Sheri and Dan taking their daily shots of Fire Cider at the Big E.
While the Big E was going on, four of us went to Baltimore Maryland for Natural Products Expo East, second only to Expo West which we will be attending in March. We were lucky to have Daniel Esko, formerly of the Berkshire Coop Market join Team Fire Cider on September 2nd. Daniel, Brain, Dana and I drove 6 hours to Baltimore, in two cars packed to the gills with Fire Cider for the Expo.
Arriving at Expo East in the Baltimore Convention Center.
We had an awesome time at the Expo- we met a whole bunch of our retail partners, whom we have known for years via email and phone. It was so nice to finally meet them in person! We also connected with a lot of people who were excited to try Fire Cider for the first time as well as some super fans who went home with free bottles, t-shirts and shot glasses.
Having fun at the Expo! Daniel, Brian and Dana with the backdrop I made.
Fire Cider was nominated for the NEXT award given out by New Hope Media who runs Expo East and Expo West, what an honor!

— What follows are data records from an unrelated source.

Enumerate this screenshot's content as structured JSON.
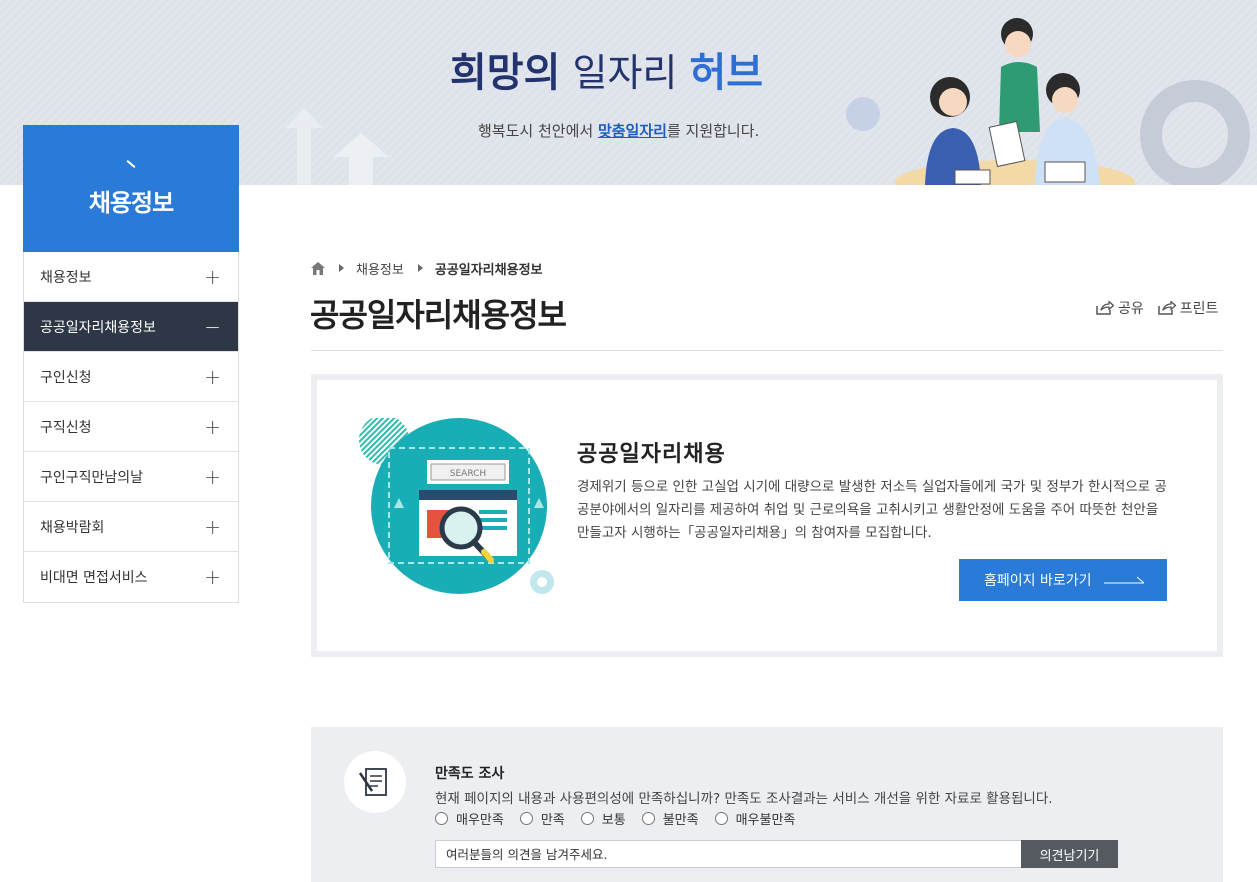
{
  "banner": {
    "slogan_part1": "희망의",
    "slogan_part2": " 일자리 ",
    "slogan_part3": "허브",
    "sub_before": "행복도시 천안에서 ",
    "sub_highlight": "맞춤일자리",
    "sub_after": "를 지원합니다."
  },
  "sidebar": {
    "title": "채용정보",
    "items": [
      {
        "label": "채용정보",
        "state": "+"
      },
      {
        "label": "공공일자리채용정보",
        "state": "−"
      },
      {
        "label": "구인신청",
        "state": "+"
      },
      {
        "label": "구직신청",
        "state": "+"
      },
      {
        "label": "구인구직만남의날",
        "state": "+"
      },
      {
        "label": "채용박람회",
        "state": "+"
      },
      {
        "label": "비대면 면접서비스",
        "state": "+"
      }
    ]
  },
  "breadcrumb": {
    "level1": "채용정보",
    "level2": "공공일자리채용정보"
  },
  "page": {
    "title": "공공일자리채용정보",
    "share_label": "공유",
    "print_label": "프린트"
  },
  "card": {
    "title": "공공일자리채용",
    "description": "경제위기 등으로 인한 고실업 시기에 대량으로 발생한 저소득 실업자들에게 국가 및 정부가 한시적으로 공공분야에서의 일자리를 제공하여 취업 및 근로의욕을 고취시키고 생활안정에 도움을 주어 따뜻한 천안을 만들고자 시행하는「공공일자리채용」의 참여자를 모집합니다.",
    "button_label": "홈페이지 바로가기",
    "search_label": "SEARCH"
  },
  "survey": {
    "title": "만족도 조사",
    "description": "현재 페이지의 내용과 사용편의성에 만족하십니까? 만족도 조사결과는 서비스 개선을 위한 자료로 활용됩니다.",
    "options": [
      "매우만족",
      "만족",
      "보통",
      "불만족",
      "매우불만족"
    ],
    "input_placeholder": "여러분들의 의견을 남겨주세요.",
    "submit_label": "의견남기기"
  },
  "colors": {
    "primary": "#2a7ad7",
    "active_menu": "#2d3746",
    "banner_bg": "#dee2ea"
  }
}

It was certainly not all work for the three days we were at the Expo in Baltimore. Mom’s Organic Market, one of our retail partner’s held a party at Alewife, a local bar with 40 beers on tap, at the end of the first day of the Expo. We had a blast, thanks guys!
The Mom’s Organic Market party was the place to unwind after the first day!
And we got a recommendation to try out a Butcher Shop and Restaurant called Parts and Labor that sources local and humanely raised, free range animals which they butcher and cook on site, using the whole animal. This place was so similar to Fore Street in Portland Maine it’s almost as if the idea of nose to tail local butchers working closely with near by farms is catching on!
This Wendell Berry quote on the menu really captures the whole knowing your food and your farmer idea.
And on that note we ate about half the menu, our dinner ended with a recommendation from our server Issac who we will all remember forever for his insights:
Best ham ever, it was truly a divine experience.
Thanks Baltimore, it was fun, it was exciting and we are already planning for Expo West in L.A. this coming March 2015!
Sheri had more than a TON of shipping to do after the Expo, 4 pallets plus the cart, all in one day!